Each week, we will be focusing on a different department within the school. This week, Mr Holland offers an insight into Classics and Latin at Westonbirt.
“If, like me, you grew up in the seventies and eighties, then Latin was never likely to be a subject on offer in school. The whole idea of studying anything so old-fashioned as Classics, whether Latin or Greek, had completely gone out of fashion, and only a few teachers, who had been retrained to teach other subjects, might occasionally bring a little of their knowledge into mainstream classes.
Well, haven’t things changed! It may no longer be a subject that every teenager has to see right through to the end of Key Stage 4, it may no longer boast classes into double figures, but our education system, even in parts of the state sector have certainly begun to show signs of rehabilitating this most traditional of disciplines.

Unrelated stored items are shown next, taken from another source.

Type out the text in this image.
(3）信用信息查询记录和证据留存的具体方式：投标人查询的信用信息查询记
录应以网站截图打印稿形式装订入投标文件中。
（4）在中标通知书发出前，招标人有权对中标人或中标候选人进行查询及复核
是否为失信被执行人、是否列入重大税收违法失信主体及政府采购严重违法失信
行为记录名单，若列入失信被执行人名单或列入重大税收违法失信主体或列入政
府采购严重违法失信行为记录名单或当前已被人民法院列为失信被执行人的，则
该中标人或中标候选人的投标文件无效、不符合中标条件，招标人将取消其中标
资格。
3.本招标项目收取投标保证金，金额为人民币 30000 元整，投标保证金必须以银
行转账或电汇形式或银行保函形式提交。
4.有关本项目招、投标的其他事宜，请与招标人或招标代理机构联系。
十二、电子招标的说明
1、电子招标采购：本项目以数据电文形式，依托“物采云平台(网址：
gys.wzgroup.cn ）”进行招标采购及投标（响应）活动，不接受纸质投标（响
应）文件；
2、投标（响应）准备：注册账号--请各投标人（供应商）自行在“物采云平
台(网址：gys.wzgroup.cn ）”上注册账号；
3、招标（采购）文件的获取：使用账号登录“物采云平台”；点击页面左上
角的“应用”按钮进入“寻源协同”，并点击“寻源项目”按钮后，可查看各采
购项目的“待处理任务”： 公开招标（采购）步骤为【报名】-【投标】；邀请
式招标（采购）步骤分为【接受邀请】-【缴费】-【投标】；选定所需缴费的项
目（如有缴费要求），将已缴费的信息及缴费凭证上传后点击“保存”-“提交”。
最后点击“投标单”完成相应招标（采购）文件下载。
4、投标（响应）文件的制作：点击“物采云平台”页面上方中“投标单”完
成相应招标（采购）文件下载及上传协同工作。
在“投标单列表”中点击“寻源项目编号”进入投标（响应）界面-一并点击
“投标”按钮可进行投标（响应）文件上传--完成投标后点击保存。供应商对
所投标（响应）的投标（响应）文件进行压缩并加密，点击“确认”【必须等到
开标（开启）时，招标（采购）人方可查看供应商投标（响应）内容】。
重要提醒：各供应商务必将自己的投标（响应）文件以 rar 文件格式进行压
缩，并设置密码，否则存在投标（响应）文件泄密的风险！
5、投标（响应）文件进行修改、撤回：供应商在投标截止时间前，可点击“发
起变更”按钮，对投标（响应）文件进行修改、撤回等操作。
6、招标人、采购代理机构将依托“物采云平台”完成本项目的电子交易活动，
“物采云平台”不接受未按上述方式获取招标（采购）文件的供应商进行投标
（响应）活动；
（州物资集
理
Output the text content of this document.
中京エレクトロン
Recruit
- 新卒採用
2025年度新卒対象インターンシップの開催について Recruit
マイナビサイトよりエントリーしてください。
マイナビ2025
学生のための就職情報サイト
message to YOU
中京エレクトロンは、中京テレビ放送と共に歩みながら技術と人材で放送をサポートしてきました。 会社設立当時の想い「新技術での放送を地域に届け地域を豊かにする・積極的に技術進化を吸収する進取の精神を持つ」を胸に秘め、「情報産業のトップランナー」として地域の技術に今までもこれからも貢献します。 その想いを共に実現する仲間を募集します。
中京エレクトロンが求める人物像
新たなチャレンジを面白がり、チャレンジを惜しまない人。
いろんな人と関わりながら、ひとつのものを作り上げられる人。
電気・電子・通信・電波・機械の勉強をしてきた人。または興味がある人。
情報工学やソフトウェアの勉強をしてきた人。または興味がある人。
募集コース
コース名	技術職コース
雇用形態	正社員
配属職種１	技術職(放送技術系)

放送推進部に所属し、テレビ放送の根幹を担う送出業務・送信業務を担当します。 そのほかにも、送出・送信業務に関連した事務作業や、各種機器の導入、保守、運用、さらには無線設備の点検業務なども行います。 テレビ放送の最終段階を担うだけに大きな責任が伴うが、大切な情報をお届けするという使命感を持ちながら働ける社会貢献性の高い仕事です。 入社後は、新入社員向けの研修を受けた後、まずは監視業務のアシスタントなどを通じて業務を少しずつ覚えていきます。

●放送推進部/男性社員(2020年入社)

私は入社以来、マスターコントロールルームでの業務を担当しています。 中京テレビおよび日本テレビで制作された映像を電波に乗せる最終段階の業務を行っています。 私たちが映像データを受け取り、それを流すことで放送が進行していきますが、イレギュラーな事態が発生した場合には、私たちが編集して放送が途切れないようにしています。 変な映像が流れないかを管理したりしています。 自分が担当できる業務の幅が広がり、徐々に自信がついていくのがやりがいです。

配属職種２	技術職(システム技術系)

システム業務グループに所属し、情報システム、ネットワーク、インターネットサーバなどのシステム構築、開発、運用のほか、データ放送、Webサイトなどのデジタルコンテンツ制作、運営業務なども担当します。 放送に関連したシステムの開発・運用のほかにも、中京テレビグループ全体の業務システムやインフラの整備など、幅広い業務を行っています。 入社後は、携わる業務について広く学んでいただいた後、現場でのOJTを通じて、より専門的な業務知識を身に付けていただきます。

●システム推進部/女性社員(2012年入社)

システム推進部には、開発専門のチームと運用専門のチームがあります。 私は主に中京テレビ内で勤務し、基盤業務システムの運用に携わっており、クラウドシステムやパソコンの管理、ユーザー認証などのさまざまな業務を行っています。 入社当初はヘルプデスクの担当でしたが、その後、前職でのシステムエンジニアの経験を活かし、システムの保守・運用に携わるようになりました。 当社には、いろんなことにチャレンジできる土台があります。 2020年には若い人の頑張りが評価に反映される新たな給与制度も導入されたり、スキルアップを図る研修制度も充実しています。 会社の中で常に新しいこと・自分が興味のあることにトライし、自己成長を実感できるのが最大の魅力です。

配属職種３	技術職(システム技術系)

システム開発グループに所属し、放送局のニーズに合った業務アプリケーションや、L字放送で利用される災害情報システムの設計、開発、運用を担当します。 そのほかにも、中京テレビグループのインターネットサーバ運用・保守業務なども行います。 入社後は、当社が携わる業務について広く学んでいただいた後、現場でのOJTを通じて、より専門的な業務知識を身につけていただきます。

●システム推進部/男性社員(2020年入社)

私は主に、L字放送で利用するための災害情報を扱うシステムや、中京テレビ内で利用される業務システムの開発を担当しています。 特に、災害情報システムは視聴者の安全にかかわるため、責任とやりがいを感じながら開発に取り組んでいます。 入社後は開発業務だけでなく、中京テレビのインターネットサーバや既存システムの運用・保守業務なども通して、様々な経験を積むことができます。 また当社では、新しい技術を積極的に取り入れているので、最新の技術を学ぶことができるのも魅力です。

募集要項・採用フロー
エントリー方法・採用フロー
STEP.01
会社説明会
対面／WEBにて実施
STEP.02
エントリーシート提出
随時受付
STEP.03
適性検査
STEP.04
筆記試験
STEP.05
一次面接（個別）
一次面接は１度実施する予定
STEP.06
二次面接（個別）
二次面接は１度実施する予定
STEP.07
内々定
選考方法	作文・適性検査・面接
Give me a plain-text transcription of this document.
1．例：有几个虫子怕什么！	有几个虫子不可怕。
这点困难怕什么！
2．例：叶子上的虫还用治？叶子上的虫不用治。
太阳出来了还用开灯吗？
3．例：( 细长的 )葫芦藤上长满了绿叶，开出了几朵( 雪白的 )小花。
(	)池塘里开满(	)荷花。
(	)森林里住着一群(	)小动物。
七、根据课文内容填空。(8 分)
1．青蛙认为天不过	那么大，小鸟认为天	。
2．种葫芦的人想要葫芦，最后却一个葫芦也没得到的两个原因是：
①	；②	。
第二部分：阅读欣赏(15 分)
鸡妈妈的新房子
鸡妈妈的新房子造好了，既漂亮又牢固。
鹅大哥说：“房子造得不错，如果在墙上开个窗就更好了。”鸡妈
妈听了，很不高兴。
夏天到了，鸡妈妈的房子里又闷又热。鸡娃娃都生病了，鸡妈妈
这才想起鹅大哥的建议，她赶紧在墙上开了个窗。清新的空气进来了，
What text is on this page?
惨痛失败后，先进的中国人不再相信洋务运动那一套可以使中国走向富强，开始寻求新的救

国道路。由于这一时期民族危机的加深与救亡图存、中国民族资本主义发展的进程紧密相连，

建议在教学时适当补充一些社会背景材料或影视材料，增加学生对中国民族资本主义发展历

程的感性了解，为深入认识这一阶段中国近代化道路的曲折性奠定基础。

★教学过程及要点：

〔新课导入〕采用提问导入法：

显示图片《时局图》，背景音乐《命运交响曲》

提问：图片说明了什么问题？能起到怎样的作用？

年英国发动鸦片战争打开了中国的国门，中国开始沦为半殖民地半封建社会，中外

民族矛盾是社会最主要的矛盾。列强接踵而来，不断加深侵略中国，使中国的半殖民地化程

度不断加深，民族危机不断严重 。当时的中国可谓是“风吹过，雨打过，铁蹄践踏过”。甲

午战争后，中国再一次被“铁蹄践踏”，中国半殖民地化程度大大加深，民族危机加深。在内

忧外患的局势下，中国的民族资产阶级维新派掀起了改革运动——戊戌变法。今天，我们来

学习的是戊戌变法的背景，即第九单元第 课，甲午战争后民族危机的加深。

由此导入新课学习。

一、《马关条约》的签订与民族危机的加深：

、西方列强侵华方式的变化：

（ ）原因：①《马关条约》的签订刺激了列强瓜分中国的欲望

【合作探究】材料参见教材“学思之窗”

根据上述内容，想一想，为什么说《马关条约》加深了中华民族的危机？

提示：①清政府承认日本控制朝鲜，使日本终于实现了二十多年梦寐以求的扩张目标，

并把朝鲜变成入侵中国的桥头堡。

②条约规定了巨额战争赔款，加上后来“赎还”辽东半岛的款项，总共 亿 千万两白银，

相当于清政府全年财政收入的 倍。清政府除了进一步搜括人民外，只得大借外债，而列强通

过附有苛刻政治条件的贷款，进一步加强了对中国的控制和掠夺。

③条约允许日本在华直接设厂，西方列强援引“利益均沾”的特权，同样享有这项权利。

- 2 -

Here at Westonbirt, along with the linguistic skills pupils develop in Modern Languages, it is rewarding to watch them acquire a parallel knowledge of in-depth analysis of grammar and syntax, as well as dealing with the root-forms of so much vocabulary they will encounter in such diverse subjects as English, Spanish and History.
But that’s not all: Latin remains one of those subjects which, away from all the technical, grammatical content, is one that taps into some of the richest sources of stories and literature in human history, from the weird myths of the Greeks to the brilliant achievements of Athens, from Alexander’s great conquests to the bloodthirsty intrigues of Roman politics.
At Westonbirt, from Year 7, the girls are introduced to the whole range of this extraordinary heritage, and a good number are now taking the subject onto GCSE, and even A-level, where last year’s Head Girl, Kate Willey, achieved a well-deserved Grade A this summer.”